As we all know we are entering the time of year when our calendars are filled with special events.
The next few months will be chock-full of special moments. There are the expected holidays, there will be parties, engagements, vacations, graduations, sporting events, and pregnancy announcements (this happened twice in my family…at Thanksgiving…it was awesome).
What I’m hinting at is that there are a lot of opportunities to not only make amazing memories but to take amazing photographs. These kind of photos are the kind that pays dividends for generations. special event photographs can serve as signposts in our lives. Here is what our family looked like in 1975! Here we are in 1996!
This week I want to encourage you to take few minutes to take a few minutes to prepare for taking lots of photos of all your special events.
- Take a look at your camera before the event. Is it charged? Are there photos still on it from your last event? Upload any old photos and make a promise to improve your photo habits.
- How well do you know your camera? Do you use your phone or a digital camera? Hop on the internet and look up “Tips for taking better photos with ____________.” There are SO many great tips on taking better photos from lighting to framing. A five-minute search will make your photos amazing. Well worth the investment.

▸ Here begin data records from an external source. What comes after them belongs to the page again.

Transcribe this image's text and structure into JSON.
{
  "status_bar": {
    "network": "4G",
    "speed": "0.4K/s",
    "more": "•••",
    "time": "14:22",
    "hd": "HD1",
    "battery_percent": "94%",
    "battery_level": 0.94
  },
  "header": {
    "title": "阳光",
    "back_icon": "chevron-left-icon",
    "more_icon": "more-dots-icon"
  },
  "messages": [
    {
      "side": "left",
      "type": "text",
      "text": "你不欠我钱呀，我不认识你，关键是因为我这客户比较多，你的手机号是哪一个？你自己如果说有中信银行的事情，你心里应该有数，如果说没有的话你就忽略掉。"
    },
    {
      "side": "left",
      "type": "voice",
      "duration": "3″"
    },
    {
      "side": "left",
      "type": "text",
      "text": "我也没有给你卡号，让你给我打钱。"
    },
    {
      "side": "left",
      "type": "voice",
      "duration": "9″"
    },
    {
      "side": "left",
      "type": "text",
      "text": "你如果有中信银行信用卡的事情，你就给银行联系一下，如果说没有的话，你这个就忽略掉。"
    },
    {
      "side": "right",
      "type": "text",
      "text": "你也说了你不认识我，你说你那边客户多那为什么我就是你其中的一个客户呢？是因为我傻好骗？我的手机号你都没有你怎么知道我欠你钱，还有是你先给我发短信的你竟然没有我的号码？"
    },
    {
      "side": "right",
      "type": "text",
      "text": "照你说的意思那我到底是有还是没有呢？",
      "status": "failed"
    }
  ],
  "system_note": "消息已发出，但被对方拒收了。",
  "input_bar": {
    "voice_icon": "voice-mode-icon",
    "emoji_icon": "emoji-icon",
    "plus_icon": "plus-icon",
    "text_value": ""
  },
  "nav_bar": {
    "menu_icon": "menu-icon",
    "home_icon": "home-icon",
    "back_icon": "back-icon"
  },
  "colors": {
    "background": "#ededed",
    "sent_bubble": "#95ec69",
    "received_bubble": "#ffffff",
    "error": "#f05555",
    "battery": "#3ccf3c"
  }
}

- Create a “shoot list.” That’s a list of photos you want to take. That’s especially important if you want group shots. I would suggest sending everyone an email. That way your friends and family can be camera ready. It also helps you focus on getting your shots before the moment passes.
- Be a photojournalist. Don’t be afraid to play around with perspective; move around, change levels, get in close. All these techniques make for more interesting photos than everyone standing in a line, fake smiling.
- Think about photo gifts. A thoughtful, unexpected photo makes a wonderful gift. Think about how you can not only capture the personality of your friends and family but how you can flatter them. How you can show your love. The idea is not to gift a 11×13 photo to your uncle of him chowing on turkey. A better moment is your father teaching your daughter how to carve the turkey. That’s a special event.